The deal would be Glencore’s biggest since its company-defining purchase of Xstrata Plc in 2013, and promises the double benefit of snapping up Teck’s lucrative copper mines — at a time when the world is bracing for a shortage — while also providing an exit from thermal coal mining.
In private conversations, at least two investors with small amounts of Teck shares said they would like to see the company engage with Glencore, although they declined to comment on how they planned to vote in three weeks time.
Teck reiterated on Tuesday 4th April, that its board and special committee are confident that its own plan to split is in the best interests of the company and all its stakeholders.
The biggest holders of Teck’s class B shares are China Investment Corp., BlackRock Inc. and Dodge & Cox, according to data compiled by Bloomberg.

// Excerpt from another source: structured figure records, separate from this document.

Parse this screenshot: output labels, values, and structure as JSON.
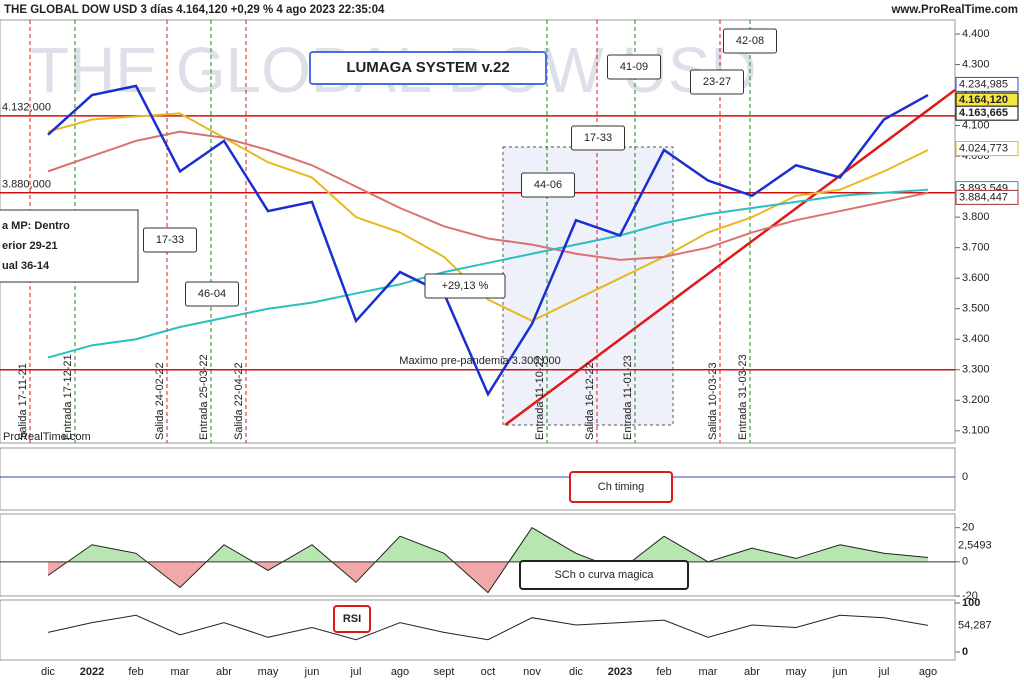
{
  "header": {
    "title": "THE GLOBAL DOW USD 3 días 4.164,120 +0,29 % 4 ago 2023 22:35:04",
    "site": "www.ProRealTime.com"
  },
  "chart_data": [
    {
      "type": "line",
      "title": "LUMAGA SYSTEM v.22",
      "watermark": "THE GLOBAL DOW USD",
      "source": "ProRealTime.com",
      "categories": [
        "dic",
        "2022",
        "feb",
        "mar",
        "abr",
        "may",
        "jun",
        "jul",
        "ago",
        "sept",
        "oct",
        "nov",
        "dic",
        "2023",
        "feb",
        "mar",
        "abr",
        "may",
        "jun",
        "jul",
        "ago"
      ],
      "series": [
        {
          "color": "#e8b820",
          "values": [
            4080,
            4120,
            4130,
            4140,
            4060,
            3980,
            3930,
            3800,
            3750,
            3670,
            3530,
            3460,
            3530,
            3600,
            3670,
            3750,
            3800,
            3870,
            3890,
            3950,
            4020
          ]
        },
        {
          "color": "#d9736f",
          "values": [
            3950,
            4000,
            4050,
            4080,
            4060,
            4020,
            3970,
            3900,
            3830,
            3770,
            3730,
            3710,
            3680,
            3660,
            3670,
            3700,
            3750,
            3790,
            3820,
            3850,
            3880
          ]
        },
        {
          "color": "#2bbfc0",
          "values": [
            3340,
            3380,
            3400,
            3440,
            3470,
            3500,
            3520,
            3550,
            3580,
            3620,
            3650,
            3680,
            3710,
            3740,
            3780,
            3810,
            3830,
            3850,
            3870,
            3880,
            3890
          ]
        },
        {
          "color": "#1a2fd0",
          "values": [
            4070,
            4200,
            4230,
            3950,
            4050,
            3820,
            3850,
            3460,
            3620,
            3550,
            3220,
            3450,
            3790,
            3740,
            4020,
            3920,
            3870,
            3970,
            3930,
            4120,
            4200
          ]
        }
      ],
      "ylim": [
        3060,
        4446
      ],
      "yticks": [
        {
          "value": 3100,
          "label": "3.100"
        },
        {
          "value": 3200,
          "label": "3.200"
        },
        {
          "value": 3300,
          "label": "3.300"
        },
        {
          "value": 3400,
          "label": "3.400"
        },
        {
          "value": 3500,
          "label": "3.500"
        },
        {
          "value": 3600,
          "label": "3.600"
        },
        {
          "value": 3700,
          "label": "3.700"
        },
        {
          "value": 3800,
          "label": "3.800"
        },
        {
          "value": 3900,
          "label": "3.900"
        },
        {
          "value": 4000,
          "label": "4.000"
        },
        {
          "value": 4100,
          "label": "4.100"
        },
        {
          "value": 4200,
          "label": "4.200"
        },
        {
          "value": 4300,
          "label": "4.300"
        },
        {
          "value": 4400,
          "label": "4.400"
        }
      ],
      "hlines": [
        {
          "value": 4132,
          "label": "4.132,000"
        },
        {
          "value": 3880,
          "label": "3.880,000"
        },
        {
          "value": 3300
        }
      ],
      "price_labels": [
        {
          "value": 4234.985,
          "label": "4.234,985",
          "color": "#3344cc"
        },
        {
          "value": 4164.12,
          "label": "4.164,120",
          "color": "#000000"
        },
        {
          "value": 4163.665,
          "label": "4.163,665",
          "color": "#000000"
        },
        {
          "value": 4024.773,
          "label": "4.024,773",
          "color": "#e8b820"
        },
        {
          "value": 3893.549,
          "label": "3.893,549",
          "color": "#1aa5a6"
        },
        {
          "value": 3884.447,
          "label": "3.884,447",
          "color": "#a03030"
        }
      ],
      "annotations": [
        {
          "text": "17-33"
        },
        {
          "text": "46-04"
        },
        {
          "text": "+29,13 %"
        },
        {
          "text": "44-06"
        },
        {
          "text": "17-33"
        },
        {
          "text": "41-09"
        },
        {
          "text": "23-27"
        },
        {
          "text": "42-08"
        },
        {
          "text": "Maximo pre-pandemia 3.300,000"
        }
      ],
      "signals": [
        {
          "text": "Salida 17-11-21"
        },
        {
          "text": "Entrada 17-12-21"
        },
        {
          "text": "Salida 24-02-22"
        },
        {
          "text": "Entrada 25-03-22"
        },
        {
          "text": "Salida 22-04-22"
        },
        {
          "text": "Entrada 11-10-22"
        },
        {
          "text": "Salida 16-12-22"
        },
        {
          "text": "Entrada 11-01-23"
        },
        {
          "text": "Salida 10-03-23"
        },
        {
          "text": "Entrada 31-03-23"
        }
      ],
      "info_box": [
        "a MP: Dentro",
        "erior 29-21",
        "ual  36-14"
      ]
    },
    {
      "type": "area",
      "title": "Ch timing",
      "yticks": [
        0
      ]
    },
    {
      "type": "area",
      "title": "SCh o curva magica",
      "ylim": [
        -20,
        28
      ],
      "yticks": [
        20,
        0,
        -20
      ],
      "values": [
        -8,
        10,
        5,
        -15,
        10,
        -5,
        10,
        -12,
        15,
        5,
        -18,
        20,
        5,
        -5,
        15,
        0,
        8,
        2,
        10,
        5,
        2.5493
      ],
      "last": {
        "value": 2.5493,
        "label": "2,5493"
      }
    },
    {
      "type": "line",
      "title": "RSI",
      "ylim": [
        0,
        100
      ],
      "yticks": [
        100,
        0
      ],
      "values": [
        40,
        60,
        75,
        35,
        60,
        30,
        50,
        25,
        60,
        40,
        25,
        70,
        55,
        60,
        65,
        30,
        55,
        50,
        75,
        70,
        54.287
      ],
      "last": {
        "value": 54.287,
        "label": "54,287"
      }
    }
  ]
}
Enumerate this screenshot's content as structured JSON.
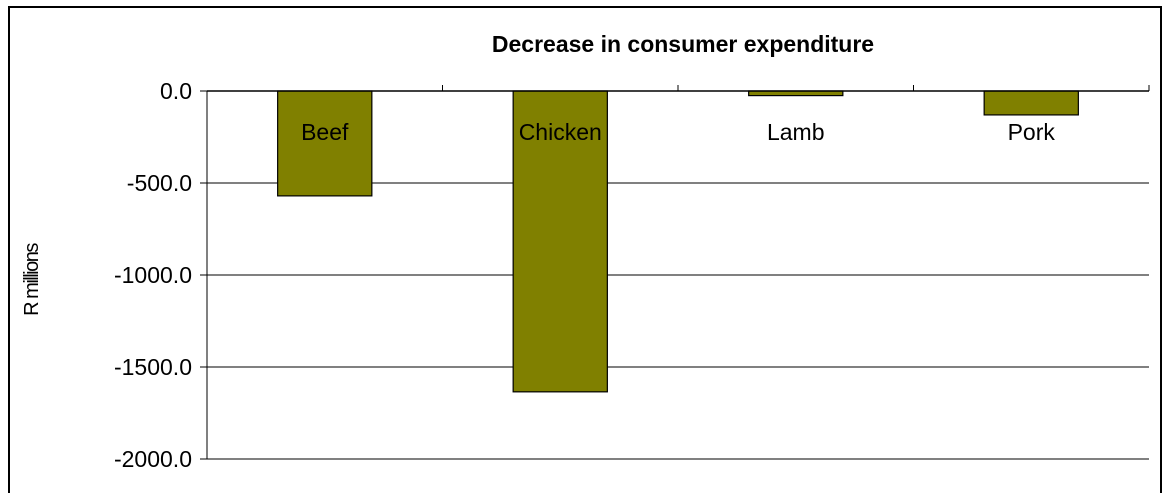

Some analysts have suggested Glencore may need to raise its offer.
“Teck’s rejection of the bid means Glencore may need to improve its offer by $2-3 billion, we think, before Teck’s shareholders vote on the company’s own separation plan on April 26,” Bloomberg Intelligence analysts Grant Sporre and Alon Olsha wrote Tuesday.
While Bloomberg reported Monday that Teck is willing to entertain offers from potential suitors after it finishes the spinoff of its steelmaking coal business, so far there is little indication that Glencore’s rivals are rushing to jump into the fray.
Executives at BHP Group, Rio Tinto Group and Anglo American Plc are watching closely, but are more likely to hold off on any moves until after the Teck vote, according to people familiar with the matter.